Она возила ногтями по столешнице, покрытой изрезанной клеенкой. Смерти предшествует агония, подумалось Олегу. Еще две секунды назад он мог отойти от стены и сделать то, что спасло бы ей жизнь, но не двинулся с места. Хотел, но ничего не сделал.

«Олег!» С тем, что приходит во сне, невозможно бороться. Остается только наблюдать.

Наступила тишина. Он почувствовал себя обманутым, ведь надеялся, что ее смерть будет безболезненной. Судя по всему, она осознавала происходящее до того момента, когда мозг отключился навсегда и сердце остановилось. Теперь ее тело стало грудой мяса и костей, постепенно остывающей плотью, предназначенной для того, чтобы ее бросили в землю.

Тишина в квартире. Не было слышно даже, как тикают часы на стене. «Олег!» Он скривился, скорчил гримасу. От висков по щекам стекал пот. Звук щелкающих суставов отчасти вернул его в сознание. Сколько он простоял здесь? Самое большее полминуты. Сколько времени надо человеку, умирающему от асфиксии? Во сне не было ответа на этот вопрос…

За стенкой находится мертвая женщина, которая сегодня утром проснулась рядом с ним, ни о чем не подозревая. Ему было известно, когда нужно выйти и спрятаться на кухне. Он так и поступил. Текли минуты. Стал слышен ход часов. Каждое движение стрелки по циферблату точно вбивало в его мочевой пузырь очередную иголку.

Он постоял еще немного. Потом решил, что необходимо выйти. Невозможно стоять здесь вечно. Она мертва, и у него появились перед ней новые обязанности, которыми нельзя пренебречь.

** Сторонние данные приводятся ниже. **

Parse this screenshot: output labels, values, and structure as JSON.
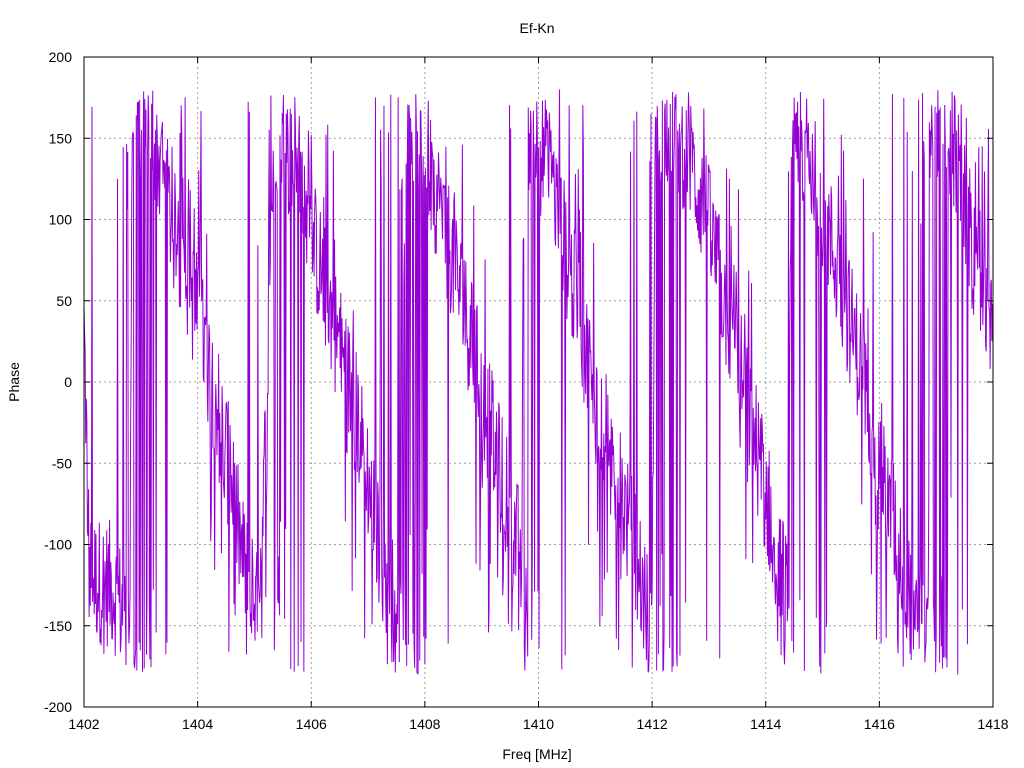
{
  "chart_data": {
    "type": "line",
    "title": "Ef-Kn",
    "xlabel": "Freq [MHz]",
    "ylabel": "Phase",
    "xlim": [
      1402,
      1418
    ],
    "ylim": [
      -200,
      200
    ],
    "xticks": [
      1402,
      1404,
      1406,
      1408,
      1410,
      1412,
      1414,
      1416,
      1418
    ],
    "yticks": [
      -200,
      -150,
      -100,
      -50,
      0,
      50,
      100,
      150,
      200
    ],
    "grid": true,
    "legend": "none",
    "series": [
      {
        "color": "#9400d3",
        "trend_x": [
          1402.0,
          1402.1,
          1402.5,
          1402.8,
          1402.85,
          1403.2,
          1403.6,
          1404.0,
          1404.4,
          1404.8,
          1405.1,
          1405.35,
          1405.8,
          1406.3,
          1406.8,
          1407.2,
          1407.6,
          1407.65,
          1408.1,
          1408.6,
          1409.1,
          1409.7,
          1409.75,
          1410.2,
          1410.6,
          1411.0,
          1411.4,
          1411.8,
          1412.0,
          1412.05,
          1412.4,
          1412.9,
          1413.4,
          1413.9,
          1414.4,
          1414.45,
          1414.9,
          1415.4,
          1415.8,
          1416.2,
          1416.6,
          1416.85,
          1416.9,
          1417.2,
          1417.6,
          1418.0
        ],
        "trend_y": [
          35,
          -120,
          -125,
          -150,
          170,
          155,
          90,
          40,
          -20,
          -110,
          -150,
          160,
          120,
          50,
          -20,
          -100,
          -160,
          175,
          130,
          60,
          -20,
          -110,
          160,
          130,
          60,
          -10,
          -60,
          -120,
          -160,
          160,
          160,
          110,
          30,
          -50,
          -140,
          170,
          120,
          50,
          -10,
          -80,
          -140,
          -165,
          170,
          160,
          90,
          20
        ],
        "noise": 40,
        "wrap_probability": 0.2
      }
    ]
  }
}
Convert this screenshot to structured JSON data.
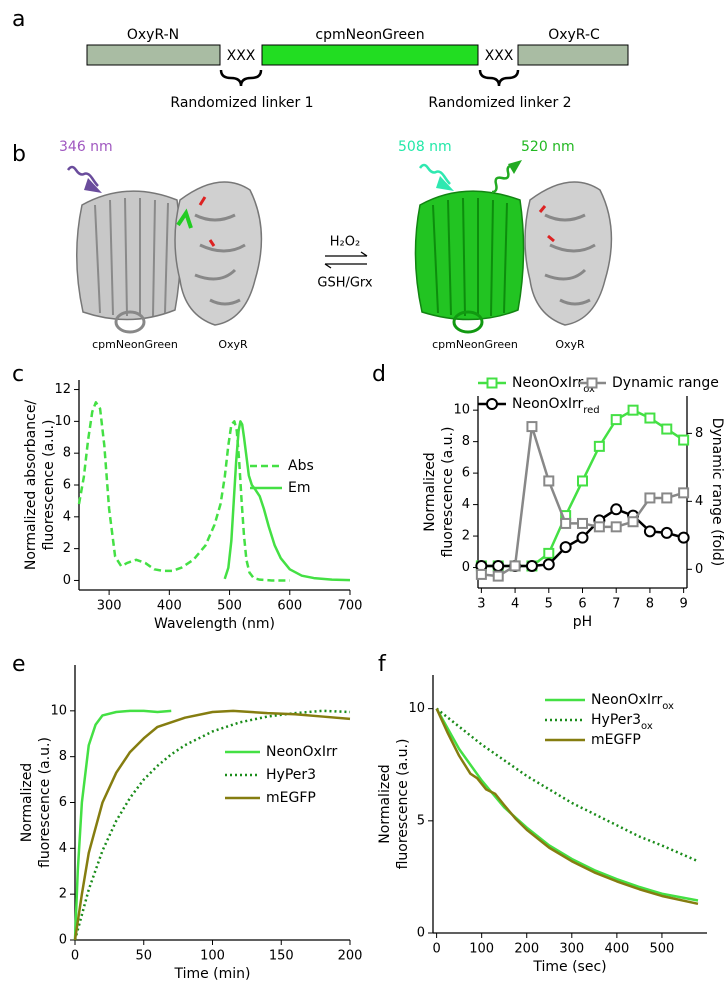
{
  "panel_a": {
    "label": "a",
    "segments": [
      "OxyR-N",
      "XXX",
      "cpmNeonGreen",
      "XXX",
      "OxyR-C"
    ],
    "linkers": [
      "Randomized linker 1",
      "Randomized linker 2"
    ]
  },
  "panel_b": {
    "label": "b",
    "wavelengths": [
      "346 nm",
      "508 nm",
      "520 nm"
    ],
    "forward": "H₂O₂",
    "reverse": "GSH/Grx",
    "left_labels": [
      "cpmNeonGreen",
      "OxyR"
    ],
    "right_labels": [
      "cpmNeonGreen",
      "OxyR"
    ]
  },
  "chart_data": [
    {
      "panel": "c",
      "type": "line",
      "xlabel": "Wavelength (nm)",
      "ylabel": [
        "Normalized absorbance/",
        "fluorescence (a.u.)"
      ],
      "xlim": [
        250,
        700
      ],
      "xticks": [
        300,
        400,
        500,
        600,
        700
      ],
      "ylim": [
        -0.6,
        12.6
      ],
      "yticks": [
        0,
        2,
        4,
        6,
        8,
        10,
        12
      ],
      "series": [
        {
          "name": "Abs",
          "color": "#44e044",
          "dash": "dashed",
          "x": [
            250,
            258,
            265,
            272,
            278,
            285,
            292,
            300,
            310,
            320,
            330,
            345,
            360,
            375,
            390,
            405,
            420,
            440,
            460,
            475,
            485,
            492,
            498,
            503,
            508,
            512,
            516,
            520,
            524,
            528,
            533,
            540,
            550,
            570,
            600
          ],
          "values": [
            4.8,
            6.5,
            8.8,
            10.6,
            11.2,
            10.8,
            8.5,
            4.5,
            1.5,
            0.9,
            1.1,
            1.3,
            1.1,
            0.7,
            0.6,
            0.6,
            0.8,
            1.3,
            2.2,
            3.5,
            4.8,
            6.5,
            8.5,
            9.8,
            10,
            9.4,
            7.5,
            5,
            2.8,
            1.3,
            0.5,
            0.15,
            0.05,
            0,
            0
          ]
        },
        {
          "name": "Em",
          "color": "#44e044",
          "dash": "solid",
          "x": [
            492,
            498,
            503,
            507,
            511,
            515,
            518,
            521,
            524,
            528,
            532,
            537,
            543,
            550,
            557,
            565,
            575,
            585,
            600,
            620,
            640,
            670,
            700
          ],
          "values": [
            0.1,
            0.8,
            2.5,
            5,
            7.5,
            9.4,
            10,
            9.8,
            9,
            7.8,
            6.6,
            6,
            5.7,
            5.3,
            4.5,
            3.4,
            2.2,
            1.4,
            0.7,
            0.3,
            0.15,
            0.05,
            0.02
          ]
        }
      ]
    },
    {
      "panel": "d",
      "type": "line",
      "xlabel": "pH",
      "ylabel": [
        "Normalized",
        "fluorescence (a.u.)"
      ],
      "y2label": "Dynamic range (fold)",
      "x": [
        3,
        3.5,
        4,
        4.5,
        5,
        5.5,
        6,
        6.5,
        7,
        7.5,
        8,
        8.5,
        9
      ],
      "xlim": [
        2.9,
        9.1
      ],
      "xticks": [
        3,
        4,
        5,
        6,
        7,
        8,
        9
      ],
      "ylim": [
        -1.3,
        10.9
      ],
      "yticks": [
        0,
        2,
        4,
        6,
        8,
        10
      ],
      "y2lim": [
        -1.1,
        10.2
      ],
      "y2ticks": [
        0,
        4,
        8
      ],
      "series": [
        {
          "name": "NeonOxIrr",
          "name_sub": "ox",
          "color": "#44e044",
          "marker": "square",
          "values": [
            0.1,
            0.1,
            0.1,
            0.1,
            0.9,
            3.3,
            5.5,
            7.7,
            9.4,
            10,
            9.5,
            8.8,
            8.1
          ]
        },
        {
          "name": "NeonOxIrr",
          "name_sub": "red",
          "color": "#000000",
          "marker": "circle",
          "values": [
            0.1,
            0.1,
            0.1,
            0.1,
            0.2,
            1.3,
            1.9,
            3.0,
            3.7,
            3.3,
            2.3,
            2.2,
            1.9
          ]
        },
        {
          "name": "Dynamic range",
          "color": "#888888",
          "marker": "square",
          "axis": "y2",
          "values": [
            -0.3,
            -0.4,
            0.2,
            8.4,
            5.2,
            2.7,
            2.7,
            2.5,
            2.5,
            2.8,
            4.2,
            4.2,
            4.5
          ]
        }
      ]
    },
    {
      "panel": "e",
      "type": "line",
      "xlabel": "Time (min)",
      "ylabel": [
        "Normalized",
        "fluorescence (a.u.)"
      ],
      "xlim": [
        0,
        200
      ],
      "xticks": [
        0,
        50,
        100,
        150,
        200
      ],
      "ylim": [
        0,
        12
      ],
      "yticks": [
        0,
        2,
        4,
        6,
        8,
        10
      ],
      "series": [
        {
          "name": "NeonOxIrr",
          "color": "#44e044",
          "dash": "solid",
          "x": [
            0,
            2,
            5,
            10,
            15,
            20,
            30,
            40,
            50,
            60,
            70
          ],
          "values": [
            0,
            3,
            6,
            8.5,
            9.4,
            9.8,
            9.95,
            10,
            10,
            9.95,
            10
          ]
        },
        {
          "name": "HyPer3",
          "color": "#1a8c1a",
          "dash": "dotted",
          "x": [
            0,
            10,
            20,
            30,
            40,
            50,
            60,
            70,
            80,
            100,
            120,
            140,
            160,
            180,
            200
          ],
          "values": [
            0,
            2.2,
            3.9,
            5.2,
            6.2,
            7,
            7.6,
            8.1,
            8.5,
            9.1,
            9.5,
            9.75,
            9.9,
            10,
            9.95
          ]
        },
        {
          "name": "mEGFP",
          "color": "#857d10",
          "dash": "solid",
          "x": [
            0,
            5,
            10,
            20,
            30,
            40,
            50,
            60,
            80,
            100,
            115,
            140,
            160,
            180,
            200
          ],
          "values": [
            0,
            2,
            3.8,
            6,
            7.3,
            8.2,
            8.8,
            9.3,
            9.7,
            9.95,
            10,
            9.9,
            9.85,
            9.75,
            9.65
          ]
        }
      ]
    },
    {
      "panel": "f",
      "type": "line",
      "xlabel": "Time (sec)",
      "ylabel": [
        "Normalized",
        "fluorescence (a.u.)"
      ],
      "xlim": [
        -8,
        600
      ],
      "xticks": [
        0,
        100,
        200,
        300,
        400,
        500
      ],
      "ylim": [
        0,
        11.5
      ],
      "yticks": [
        0,
        5,
        10
      ],
      "series": [
        {
          "name": "NeonOxIrr",
          "name_sub": "ox",
          "color": "#44e044",
          "dash": "solid",
          "x": [
            0,
            50,
            100,
            150,
            200,
            250,
            300,
            350,
            400,
            450,
            500,
            580
          ],
          "values": [
            10,
            8.2,
            6.8,
            5.6,
            4.7,
            3.9,
            3.3,
            2.8,
            2.4,
            2.05,
            1.75,
            1.45
          ]
        },
        {
          "name": "HyPer3",
          "name_sub": "ox",
          "color": "#1a8c1a",
          "dash": "dotted",
          "x": [
            0,
            50,
            100,
            150,
            200,
            250,
            300,
            350,
            400,
            450,
            500,
            580
          ],
          "values": [
            10,
            9.2,
            8.4,
            7.7,
            7.0,
            6.4,
            5.8,
            5.3,
            4.8,
            4.3,
            3.9,
            3.2
          ]
        },
        {
          "name": "mEGFP",
          "color": "#857d10",
          "dash": "solid",
          "x": [
            0,
            25,
            50,
            75,
            90,
            110,
            130,
            150,
            175,
            200,
            250,
            300,
            350,
            400,
            450,
            500,
            580
          ],
          "values": [
            10,
            8.9,
            7.9,
            7.1,
            6.9,
            6.4,
            6.2,
            5.7,
            5.1,
            4.6,
            3.8,
            3.2,
            2.7,
            2.3,
            1.95,
            1.65,
            1.3
          ]
        }
      ]
    }
  ]
}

Он вышел из кухни, ступая на цыпочках, и заглянул в комнату. Сидя друг напротив друга они завтракали здесь пять минут назад. В алюминиевой миске лежала вареная курица, целая. Когда она занялась ею, он съел свой кусок мяса и удовлетворился им. А она любила курицу, но, казалось, ест ее только для того, чтобы добраться до костей и начать разгрызать их.

Олег смотрел, как его невеста, покончив с гарниром, начала раздирать куриную тушку. Жирные пальцы отделяли мясо от костей. Профессионально. Он знал, что эти пальцы действительно были ловкими, а иногда и жестокими.

Тело оставалось сидеть на стуле. Голова лежала на столе, возле тарелки с остатками риса, грудь упиралась в край столешницы. Он помедлил и шагнул ближе, замечая другие подробности. Хотелось в туалет, но он знал, что ему нельзя уйти, не посмотрев. Миска лежит справа от стола, перевернувшись, курица – мясо, жилы, кожа, хрящи – рассыпалась веером, бульон, скопившийся на дне миски, оставил на линолеуме корявый рисунок. Возле лица мертвой – осколки куриной кости. Их крошечный фрагмент попал ей в горло, и теперь его невеста мертва. Всего-то и надо было, что есть помедленней.

Она не спешила на работу, просто питала страсть к мозгу внутри куриных косточек. А теперь мертва. Синее лицо, высунутый язык. Его кончик касается клеенки.

Олег стоял, опустив руки по швам, и смотрел, околдованный этим зрелищем. Его взгляд приковало не столько лицо и полуоткрытые глаза, сколько босые ноги. Пока она боролась за жизнь, ее тапочки с задниками слетели с ног. Слетели и легли крест накрест. «Олег!» Нет, она не может говорить. Он поднял руки, прижал их ненадолго к ушам. Никто здесь не произносил его имени.

Внезапно он сорвался и побежал в туалет. Расстояние до него казалось огромным. Световые годы. Сейчас моча ударит в трусы, чтобы в очередной раз напомнить ему… что? Что он наверняка сумасшедший.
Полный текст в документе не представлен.